A SOCIAL supermarket has grown as it has seen demand soar over 2023.

Poole Waste Not Want Not helped 590 households in 2023, up from 424 in 2022.

The members-only supermarket offers everything any other would, at a price of between 50 and 75 per cent of usual products.

This year has seen the charity grow to offer a wider range of services beyond just food and drink.

As families struggle with the cost-of-living crisis, Waste Not Want Not has seen an increase in working families coming to use the store as they can’t afford things including school uniforms.

Bournemouth Echo: Erika Sloper (R) with members of the Waste Not Want Not team.

Project manager Erika Sloper said they are seeing dual-income families coming in, as bills, rent and mortgages rise.

“We are kind of the step in between a food bank, and a supermarket, so we give the choice of any other supermarket but supporting them with a budget they can afford,” she said.

“We’ve found more and more this year, it’s not just them coming in to ask for food, it's actually asking, they’re struggling to buy school clothes, children are going to the next school up and they need a whole new uniform.

“On top of all of that, it’s basics like mums coming in in tears because it’s their daughter’s birthday and they’ve got no money to buy them presents or even a birthday cake.”

Bournemouth Echo: The charity has also opened a cafe in the shop.

The supermarket works with those that use the service to make sure they can afford enough food for their families.

Erika described how if a mother comes into the shop with £20 for her family’s food for a week, they would make sure that she leaves with all the food she needs.

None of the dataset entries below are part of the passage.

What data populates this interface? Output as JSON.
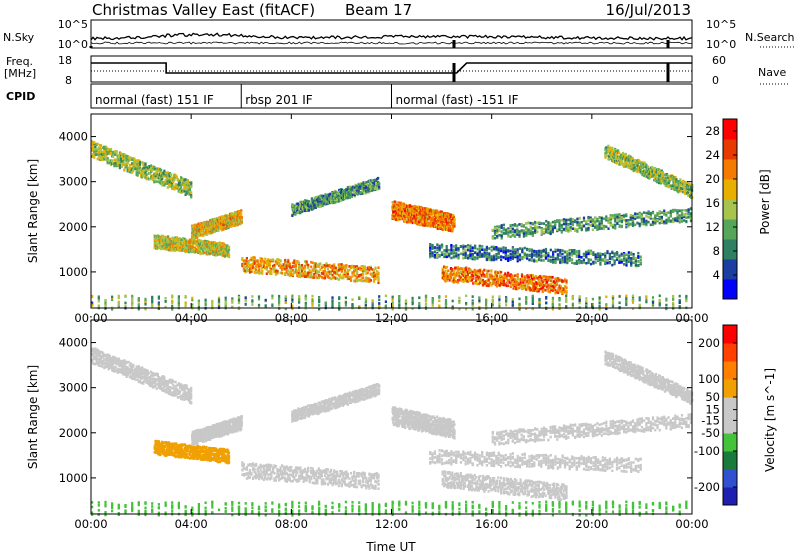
{
  "header": {
    "station": "Christmas Valley East (fitACF)",
    "beam": "Beam 17",
    "date": "16/Jul/2013"
  },
  "top_panels": {
    "nsky_label": "N.Sky",
    "nsky_ticks": [
      "10^5",
      "10^0"
    ],
    "nsearch_label": "N.Search",
    "nsearch_ticks": [
      "10^5",
      "10^0"
    ],
    "freq_label": "Freq.",
    "freq_unit": "[MHz]",
    "freq_ticks": [
      "18",
      "8"
    ],
    "nave_label": "Nave",
    "nave_ticks": [
      "60",
      "0"
    ],
    "cpid_label": "CPID",
    "cpid_segments": [
      {
        "label": "normal (fast) 151 IF",
        "start_h": 0.0,
        "end_h": 6.0
      },
      {
        "label": "rbsp 201 IF",
        "start_h": 6.0,
        "end_h": 12.0
      },
      {
        "label": "normal (fast) -151 IF",
        "start_h": 12.0,
        "end_h": 24.0
      }
    ]
  },
  "colors": {
    "power_scale": [
      "#0000ff",
      "#1a3fa0",
      "#2f7f62",
      "#55a65a",
      "#a7c54e",
      "#e7b000",
      "#f57a00",
      "#e63a00",
      "#ff0000"
    ],
    "velocity_scale": [
      "#2020b0",
      "#3050d0",
      "#1a7a3a",
      "#44c33a",
      "#c8c8c8",
      "#c8c8c8",
      "#f0a000",
      "#ff8000",
      "#ff4000",
      "#ff0000"
    ],
    "axis": "#000000"
  },
  "chart_data": [
    {
      "type": "heatmap",
      "title": "Power",
      "xlabel": "Time UT",
      "ylabel": "Slant Range [km]",
      "xlim_hours": [
        0,
        24
      ],
      "ylim_km": [
        200,
        4500
      ],
      "x_ticks": [
        "00:00",
        "04:00",
        "08:00",
        "12:00",
        "16:00",
        "20:00",
        "00:00"
      ],
      "y_ticks": [
        1000,
        2000,
        3000,
        4000
      ],
      "colorbar": {
        "label": "Power [dB]",
        "ticks": [
          4,
          8,
          12,
          16,
          20,
          24,
          28
        ],
        "range": [
          0,
          30
        ]
      },
      "echo_bands": [
        {
          "t_start": 0.0,
          "t_end": 4.0,
          "r_start": 3750,
          "r_end": 2850,
          "width": 350,
          "value": 14
        },
        {
          "t_start": 2.5,
          "t_end": 5.5,
          "r_start": 1700,
          "r_end": 1500,
          "width": 300,
          "value": 16
        },
        {
          "t_start": 4.0,
          "t_end": 6.0,
          "r_start": 1900,
          "r_end": 2250,
          "width": 300,
          "value": 18
        },
        {
          "t_start": 6.0,
          "t_end": 11.5,
          "r_start": 1200,
          "r_end": 950,
          "width": 350,
          "value": 20
        },
        {
          "t_start": 8.0,
          "t_end": 11.5,
          "r_start": 2400,
          "r_end": 3000,
          "width": 250,
          "value": 10
        },
        {
          "t_start": 12.0,
          "t_end": 14.5,
          "r_start": 2400,
          "r_end": 2100,
          "width": 400,
          "value": 22
        },
        {
          "t_start": 13.5,
          "t_end": 22.0,
          "r_start": 1500,
          "r_end": 1300,
          "width": 300,
          "value": 8
        },
        {
          "t_start": 14.0,
          "t_end": 19.0,
          "r_start": 1000,
          "r_end": 700,
          "width": 350,
          "value": 22
        },
        {
          "t_start": 16.0,
          "t_end": 24.0,
          "r_start": 1900,
          "r_end": 2300,
          "width": 300,
          "value": 10
        },
        {
          "t_start": 20.5,
          "t_end": 24.0,
          "r_start": 3700,
          "r_end": 2800,
          "width": 300,
          "value": 14
        },
        {
          "t_start": 0.0,
          "t_end": 24.0,
          "r_start": 350,
          "r_end": 350,
          "width": 300,
          "value": 12
        }
      ]
    },
    {
      "type": "heatmap",
      "title": "Velocity",
      "xlabel": "Time UT",
      "ylabel": "Slant Range [km]",
      "xlim_hours": [
        0,
        24
      ],
      "ylim_km": [
        200,
        4500
      ],
      "x_ticks": [
        "00:00",
        "04:00",
        "08:00",
        "12:00",
        "16:00",
        "20:00",
        "00:00"
      ],
      "y_ticks": [
        1000,
        2000,
        3000,
        4000
      ],
      "colorbar": {
        "label": "Velocity [m s^-1]",
        "ticks": [
          200,
          100,
          50,
          15,
          -15,
          -50,
          -100,
          -200
        ],
        "range": [
          -250,
          250
        ]
      },
      "echo_bands": [
        {
          "t_start": 0.0,
          "t_end": 4.0,
          "r_start": 3750,
          "r_end": 2850,
          "width": 350,
          "value": 0
        },
        {
          "t_start": 2.5,
          "t_end": 5.5,
          "r_start": 1700,
          "r_end": 1500,
          "width": 300,
          "value": 60
        },
        {
          "t_start": 4.0,
          "t_end": 6.0,
          "r_start": 1900,
          "r_end": 2250,
          "width": 300,
          "value": 0
        },
        {
          "t_start": 6.0,
          "t_end": 11.5,
          "r_start": 1200,
          "r_end": 950,
          "width": 350,
          "value": 0
        },
        {
          "t_start": 8.0,
          "t_end": 11.5,
          "r_start": 2400,
          "r_end": 3000,
          "width": 250,
          "value": 20
        },
        {
          "t_start": 12.0,
          "t_end": 14.5,
          "r_start": 2400,
          "r_end": 2100,
          "width": 400,
          "value": 30
        },
        {
          "t_start": 13.5,
          "t_end": 22.0,
          "r_start": 1500,
          "r_end": 1300,
          "width": 300,
          "value": 0
        },
        {
          "t_start": 14.0,
          "t_end": 19.0,
          "r_start": 1000,
          "r_end": 700,
          "width": 350,
          "value": 0
        },
        {
          "t_start": 16.0,
          "t_end": 24.0,
          "r_start": 1900,
          "r_end": 2300,
          "width": 300,
          "value": -10
        },
        {
          "t_start": 20.5,
          "t_end": 24.0,
          "r_start": 3700,
          "r_end": 2800,
          "width": 300,
          "value": 0
        },
        {
          "t_start": 0.0,
          "t_end": 24.0,
          "r_start": 350,
          "r_end": 350,
          "width": 300,
          "value": -60
        }
      ]
    }
  ]
}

“I had one lady come in yesterday who said 'I can’t believe we can eat like a king tonight because we’ve got so much food from us here, that is just a real treat',” Erika said.Bournemouth Echo: A team from B&Q in Poole volunteered to help redecorate the supermarket.

In 2023, the charity’s coffee shop has also opened to support people on low income and members of the public, reducing isolation and raising awareness of its work.

Erika added: “We’ve been very fortunate from Dorset Community Foundation, of a grant to support our members if they can’t afford the energy, we give them a free air fryer, soup kettle or steamer to help them cook wholesome fresh foods at home.”